BEIRUT (Reuters) - Syrian rebels said they were holding a group of kidnapped Lebanese Shi‘ite Muslim pilgrims, and accused some of the hostages of opposing their revolution against Syria’s President Bashar al-Assad, news channel Al Jazeera reported on Thursday.
The insurgents added they would not start negotiations for the release of the hostages until the leader of Lebanese guerilla group Hezbollah, an ally of Assad‘s, apologized for a recent speech.
The rebel Revolutionary Council in Aleppo did not give any more details on their plans for the captives, or spell out what had offended them in the speech by Hezbollah leader Sayyed Hassan Nasrallah.
The group of about a dozen Lebanese men was on a bus that was stopped by gunmen in the northern Syrian province of Aleppo earlier this month.
“During questioning it emerged that a group of them had a hand in (oppressing the revolt) so it was decided to keep them for a while,” rebel group spokesman Abo Abdullah al-Halabi told Al Jazeera. The men were all in good health, he added.
Syria’s president Assad, who belongs to an offshoot of Shi‘ite Islam, has been trying to crush a 14-month revolt led by fighters from the country’s Sunni Muslim majority.
There have been fears of the turmoil spilling over the border into neighboring Lebanon, also driven by sectarian tensions and divided between foes and friends of the revolt in Syria.

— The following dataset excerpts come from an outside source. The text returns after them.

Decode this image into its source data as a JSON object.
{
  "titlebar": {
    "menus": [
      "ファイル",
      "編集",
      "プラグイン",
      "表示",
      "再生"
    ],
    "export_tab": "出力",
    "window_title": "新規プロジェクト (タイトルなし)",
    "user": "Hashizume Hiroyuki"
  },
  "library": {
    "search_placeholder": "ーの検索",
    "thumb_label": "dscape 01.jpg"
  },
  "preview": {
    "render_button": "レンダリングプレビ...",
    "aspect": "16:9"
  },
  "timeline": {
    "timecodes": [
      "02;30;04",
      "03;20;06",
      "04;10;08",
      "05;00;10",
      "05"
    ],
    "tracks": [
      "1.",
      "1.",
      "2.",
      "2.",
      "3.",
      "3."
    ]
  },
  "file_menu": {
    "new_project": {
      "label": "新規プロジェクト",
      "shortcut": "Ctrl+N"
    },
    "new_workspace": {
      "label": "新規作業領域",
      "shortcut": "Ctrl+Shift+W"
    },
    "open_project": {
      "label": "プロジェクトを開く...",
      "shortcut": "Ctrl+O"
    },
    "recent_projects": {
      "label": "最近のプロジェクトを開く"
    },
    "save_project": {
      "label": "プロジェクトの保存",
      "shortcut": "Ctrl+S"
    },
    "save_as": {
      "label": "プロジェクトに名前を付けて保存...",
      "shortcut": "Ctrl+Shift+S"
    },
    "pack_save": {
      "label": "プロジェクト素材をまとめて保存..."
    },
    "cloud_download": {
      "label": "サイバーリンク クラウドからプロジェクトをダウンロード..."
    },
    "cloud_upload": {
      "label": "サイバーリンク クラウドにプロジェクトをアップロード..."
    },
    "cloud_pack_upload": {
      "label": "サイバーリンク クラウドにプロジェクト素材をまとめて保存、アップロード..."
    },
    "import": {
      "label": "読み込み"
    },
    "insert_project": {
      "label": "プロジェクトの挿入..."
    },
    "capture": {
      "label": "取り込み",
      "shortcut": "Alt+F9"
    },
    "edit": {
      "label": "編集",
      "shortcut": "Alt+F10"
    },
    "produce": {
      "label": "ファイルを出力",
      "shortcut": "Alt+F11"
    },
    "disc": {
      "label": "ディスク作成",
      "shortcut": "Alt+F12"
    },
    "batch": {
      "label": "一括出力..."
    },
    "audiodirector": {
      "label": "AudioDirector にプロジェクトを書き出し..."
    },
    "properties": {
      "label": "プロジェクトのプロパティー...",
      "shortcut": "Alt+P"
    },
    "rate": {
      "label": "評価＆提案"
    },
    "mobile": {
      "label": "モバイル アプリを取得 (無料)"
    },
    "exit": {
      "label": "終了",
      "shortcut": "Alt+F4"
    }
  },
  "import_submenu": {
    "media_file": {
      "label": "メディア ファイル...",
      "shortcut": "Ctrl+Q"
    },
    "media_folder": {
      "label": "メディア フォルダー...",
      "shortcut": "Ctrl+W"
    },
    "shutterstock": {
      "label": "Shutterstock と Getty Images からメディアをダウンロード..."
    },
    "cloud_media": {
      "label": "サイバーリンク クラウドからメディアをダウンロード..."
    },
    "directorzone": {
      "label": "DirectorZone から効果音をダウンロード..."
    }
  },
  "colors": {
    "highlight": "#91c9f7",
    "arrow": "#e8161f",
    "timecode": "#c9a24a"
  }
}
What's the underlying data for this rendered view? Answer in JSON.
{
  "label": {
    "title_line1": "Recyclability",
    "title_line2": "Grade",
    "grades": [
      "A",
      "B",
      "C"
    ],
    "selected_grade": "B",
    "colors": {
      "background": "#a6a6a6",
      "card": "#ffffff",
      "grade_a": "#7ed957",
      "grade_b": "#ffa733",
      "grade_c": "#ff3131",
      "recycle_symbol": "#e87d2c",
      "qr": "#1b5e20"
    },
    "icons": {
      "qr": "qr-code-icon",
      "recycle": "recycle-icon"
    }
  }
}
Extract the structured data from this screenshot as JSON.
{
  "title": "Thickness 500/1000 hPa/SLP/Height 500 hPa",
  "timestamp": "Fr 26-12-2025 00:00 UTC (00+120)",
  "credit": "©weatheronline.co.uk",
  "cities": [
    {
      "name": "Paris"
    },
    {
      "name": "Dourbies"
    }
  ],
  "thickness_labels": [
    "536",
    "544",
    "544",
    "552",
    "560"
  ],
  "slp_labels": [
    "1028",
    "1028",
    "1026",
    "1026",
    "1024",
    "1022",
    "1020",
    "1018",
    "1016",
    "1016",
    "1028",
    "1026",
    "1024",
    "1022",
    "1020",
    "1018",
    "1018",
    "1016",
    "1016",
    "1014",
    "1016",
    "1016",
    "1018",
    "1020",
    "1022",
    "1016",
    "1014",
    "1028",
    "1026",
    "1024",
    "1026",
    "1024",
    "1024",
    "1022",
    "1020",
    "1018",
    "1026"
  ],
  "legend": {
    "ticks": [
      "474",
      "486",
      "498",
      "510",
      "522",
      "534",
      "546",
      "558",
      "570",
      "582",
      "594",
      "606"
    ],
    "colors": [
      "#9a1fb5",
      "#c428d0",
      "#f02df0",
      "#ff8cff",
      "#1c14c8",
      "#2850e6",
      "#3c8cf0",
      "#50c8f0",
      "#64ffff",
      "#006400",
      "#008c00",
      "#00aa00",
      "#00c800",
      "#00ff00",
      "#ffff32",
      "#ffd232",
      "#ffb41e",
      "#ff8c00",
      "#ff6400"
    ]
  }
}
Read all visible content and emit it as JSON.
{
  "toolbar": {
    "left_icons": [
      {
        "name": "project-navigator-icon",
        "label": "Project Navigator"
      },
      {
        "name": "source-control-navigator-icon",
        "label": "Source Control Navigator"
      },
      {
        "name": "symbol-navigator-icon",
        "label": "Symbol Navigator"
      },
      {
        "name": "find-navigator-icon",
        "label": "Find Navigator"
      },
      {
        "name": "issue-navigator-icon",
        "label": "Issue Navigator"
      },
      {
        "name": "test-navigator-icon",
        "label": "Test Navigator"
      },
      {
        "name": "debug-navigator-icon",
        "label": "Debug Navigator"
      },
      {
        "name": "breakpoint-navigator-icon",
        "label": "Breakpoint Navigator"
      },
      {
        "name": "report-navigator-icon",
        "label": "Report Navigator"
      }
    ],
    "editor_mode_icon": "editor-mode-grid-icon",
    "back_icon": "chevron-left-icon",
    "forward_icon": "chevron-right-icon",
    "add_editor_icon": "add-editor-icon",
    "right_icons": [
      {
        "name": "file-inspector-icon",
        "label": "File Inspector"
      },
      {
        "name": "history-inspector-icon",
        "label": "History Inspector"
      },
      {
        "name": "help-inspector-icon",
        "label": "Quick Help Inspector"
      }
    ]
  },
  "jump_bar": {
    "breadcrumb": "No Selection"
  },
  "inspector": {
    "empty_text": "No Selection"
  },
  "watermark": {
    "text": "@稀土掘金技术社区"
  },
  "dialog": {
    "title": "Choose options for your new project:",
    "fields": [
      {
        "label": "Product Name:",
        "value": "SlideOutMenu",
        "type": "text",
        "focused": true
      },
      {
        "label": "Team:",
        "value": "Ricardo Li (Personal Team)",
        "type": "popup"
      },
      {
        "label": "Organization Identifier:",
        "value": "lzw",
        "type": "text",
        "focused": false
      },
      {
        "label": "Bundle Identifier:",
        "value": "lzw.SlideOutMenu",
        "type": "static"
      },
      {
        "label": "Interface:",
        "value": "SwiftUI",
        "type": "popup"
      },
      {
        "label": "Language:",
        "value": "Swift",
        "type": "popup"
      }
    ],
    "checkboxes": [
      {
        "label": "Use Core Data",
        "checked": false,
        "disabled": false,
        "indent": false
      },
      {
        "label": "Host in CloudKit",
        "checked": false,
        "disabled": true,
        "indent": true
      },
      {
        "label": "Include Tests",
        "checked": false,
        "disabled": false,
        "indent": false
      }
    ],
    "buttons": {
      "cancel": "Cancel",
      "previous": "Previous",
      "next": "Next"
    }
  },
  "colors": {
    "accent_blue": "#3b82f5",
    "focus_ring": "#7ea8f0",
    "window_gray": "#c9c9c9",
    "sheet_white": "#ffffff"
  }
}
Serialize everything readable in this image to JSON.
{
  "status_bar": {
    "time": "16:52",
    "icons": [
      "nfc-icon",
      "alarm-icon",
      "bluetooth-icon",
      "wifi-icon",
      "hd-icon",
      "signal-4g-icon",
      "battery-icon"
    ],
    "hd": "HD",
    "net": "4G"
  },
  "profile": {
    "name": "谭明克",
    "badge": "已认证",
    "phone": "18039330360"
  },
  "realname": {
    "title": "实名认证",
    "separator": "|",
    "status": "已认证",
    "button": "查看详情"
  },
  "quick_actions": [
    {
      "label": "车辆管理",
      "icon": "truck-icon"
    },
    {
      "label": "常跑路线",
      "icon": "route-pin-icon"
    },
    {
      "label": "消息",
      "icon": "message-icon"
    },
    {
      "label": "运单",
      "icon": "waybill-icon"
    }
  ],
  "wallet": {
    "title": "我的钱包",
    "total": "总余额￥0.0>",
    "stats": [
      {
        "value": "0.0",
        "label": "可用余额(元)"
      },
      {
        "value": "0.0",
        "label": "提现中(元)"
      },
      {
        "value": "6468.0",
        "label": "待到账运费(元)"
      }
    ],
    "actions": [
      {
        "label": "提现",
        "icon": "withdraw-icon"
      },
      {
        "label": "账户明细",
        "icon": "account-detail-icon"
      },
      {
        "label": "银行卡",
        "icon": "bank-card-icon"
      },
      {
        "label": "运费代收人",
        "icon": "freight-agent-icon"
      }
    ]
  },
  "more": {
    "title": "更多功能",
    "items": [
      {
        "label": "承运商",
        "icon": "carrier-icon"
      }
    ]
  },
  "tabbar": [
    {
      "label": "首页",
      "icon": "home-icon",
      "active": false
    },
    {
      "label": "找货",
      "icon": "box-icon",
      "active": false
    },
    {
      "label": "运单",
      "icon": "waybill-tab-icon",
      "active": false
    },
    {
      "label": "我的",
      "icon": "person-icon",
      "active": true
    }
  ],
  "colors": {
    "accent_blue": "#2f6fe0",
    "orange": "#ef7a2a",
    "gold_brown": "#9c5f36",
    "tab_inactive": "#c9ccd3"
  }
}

Upon hearing the news of their capture residents of the southern suburb of Beirut, a Hezbollah stronghold where the hostages live, took to the streets in anger, burned tires and blocked roads.
Hezbollah leader Hassan Nasrallah appealed for calm and in a speech said the kidnapping would not affect his group’s allegiances in Syria.
Syrian rebels have accused Hezbollah of sending fighters to help Assad, a charge dismissed by Hezbollah.